Sindicato dos delegados acusa PMs

Davi Venturino
| Tempo de leitura: 2 min

Botucatu - O Sindicato dos Delegados de Polícia registrou uma representação para instauração de inquérito policial contra dois tenentes da Polícia Militar acusados de cometerem crime de usurpação de função pública em Botucatu (100 quilômetros de Bauru). De acordo com o delegado sindicalista Geraldo Franco, assistente da Delegacia de Investigações Gerais (DIG) de Botucatu, os dois policiais militares teriam feito requisições de exames de corpo de delito para duas vítimas.

“Isso é uma atribuição exclusiva da Polícia Civil, estampada na Constituição Federal e no Código de Processo Penal”, explica Franco, que acredita que os policiais fizeram isso obedecendo ordem superior. “Obviamente, nenhum policial militar vai se alvoroçar a tomar um atitude ilegal se não tiver um comando para isso”, comenta o sindicalista.

Franco relata que os dois tenentes teriam assinado e levado a requisição para a execução dos exames ao Instituto Médico Legal (IML). No entanto, o médico legista, não reconhecendo a legalidade da requisição - que não era assinada por autoridade competente - se recusou a fazê-los e encaminhou o caso à Polícia Civil.

Segundo Franco, o fato causou estranheza e preocupação por parte das autoridades da Polícia Civil. Diante disso, foi acionado o Sindicato dos Delegados de Polícia, que fez duas representações para instauração de inquérito policial contra os policiais militares. “Porque, em tese, esses dois policiais militares cometeram crime de usurpação de função pública. Esses requerimentos vão ser protocolados amanhã na Delegacia de Polícia competente de Botucatu”, confirma Franco.

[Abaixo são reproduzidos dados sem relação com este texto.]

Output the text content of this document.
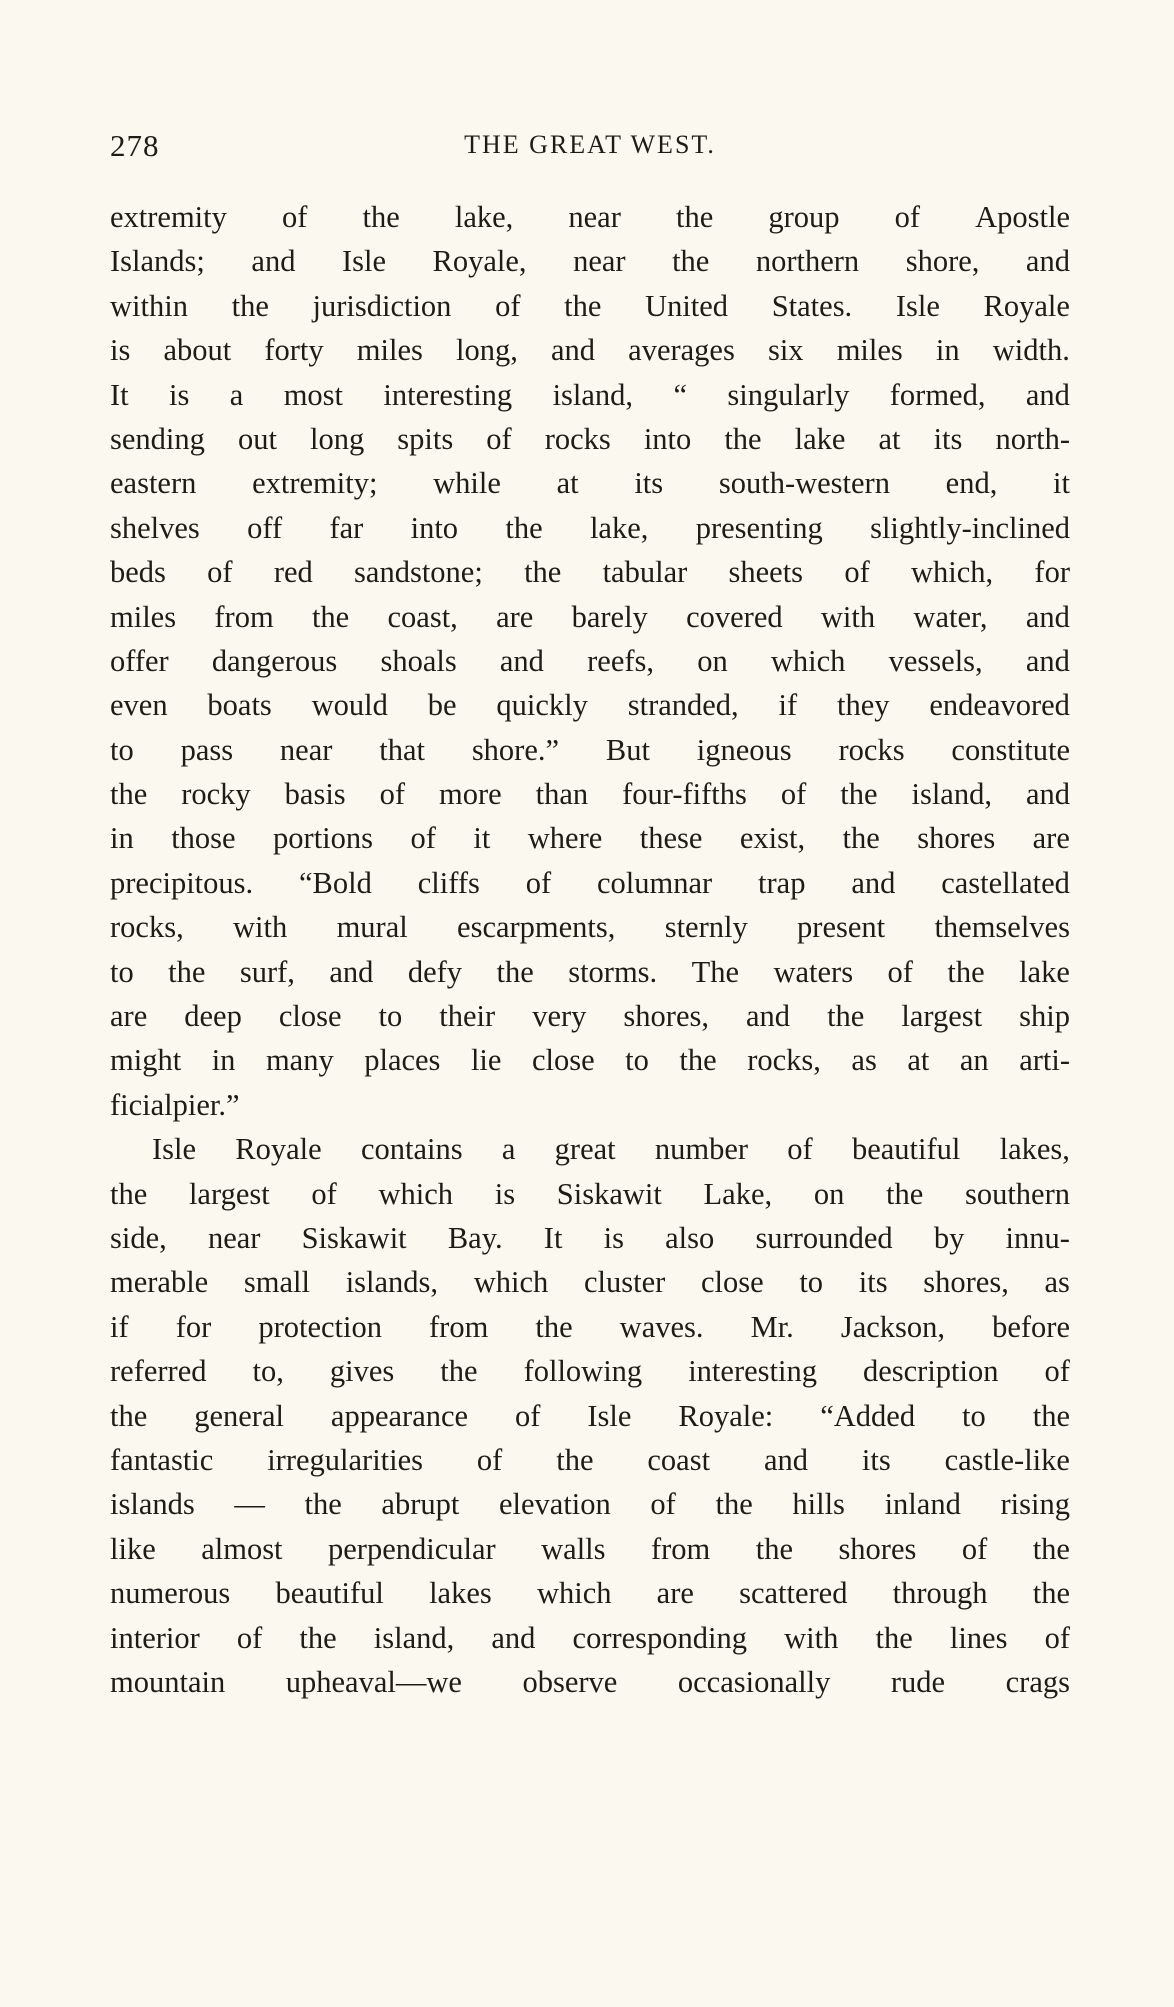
278	THE GREAT WEST.
extremity of the lake, near the group of Apostle
Islands; and Isle Royale, near the northern shore, and
within the jurisdiction of the United States. Isle Royale
is about forty miles long, and averages six miles in width.
It is a most interesting island, “ singularly formed, and
sending out long spits of rocks into the lake at its north-
eastern extremity; while at its south-western end, it
shelves off far into the lake, presenting slightly-inclined
beds of red sandstone; the tabular sheets of which, for
miles from the coast, are barely covered with water, and
offer dangerous shoals and reefs, on which vessels, and
even boats would be quickly stranded, if they endeavored
to pass near that shore.” But igneous rocks constitute
the rocky basis of more than four-fifths of the island, and
in those portions of it where these exist, the shores are
precipitous. “Bold cliffs of columnar trap and castellated
rocks, with mural escarpments, sternly present themselves
to the surf, and defy the storms. The waters of the lake
are deep close to their very shores, and the largest ship
might in many places lie close to the rocks, as at an arti-
ficial pier.”
Isle Royale contains a great number of beautiful lakes,
the largest of which is Siskawit Lake, on the southern
side, near Siskawit Bay. It is also surrounded by innu-
merable small islands, which cluster close to its shores, as
if for protection from the waves. Mr. Jackson, before
referred to, gives the following interesting description of
the general appearance of Isle Royale: “Added to the
fantastic irregularities of the coast and its castle-like
islands — the abrupt elevation of the hills inland rising
like almost perpendicular walls from the shores of the
numerous beautiful lakes which are scattered through the
interior of the island, and corresponding with the lines of
mountain upheaval—we observe occasionally rude crags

“Se estes requerimentos forem aceitos pelas autoridades policiais, e eu acredito que vão ser, serão instaurados os inquéritos policiais correspondentes e, neste inquérito policial, eles vão poder formular sua defesa”, diz.

Franco revela que também foi acionada a Ordem dos Advogados do Brasil (OAB). “A OAB marcou uma reunião com os delegados de polícia da cidade porque, em princípio, eles também perceberam ilegalidade neste ato da Polícia Militar”, confirma. “A OAB está muito preocupada com isso, porque não quer ilegalidade nos atos de processo. Quer que surja naturalmente de forma legal”, completa.

Segundo Franco, a reunião ainda não tem data marcada porque a OAB quer que a magistratura também participe.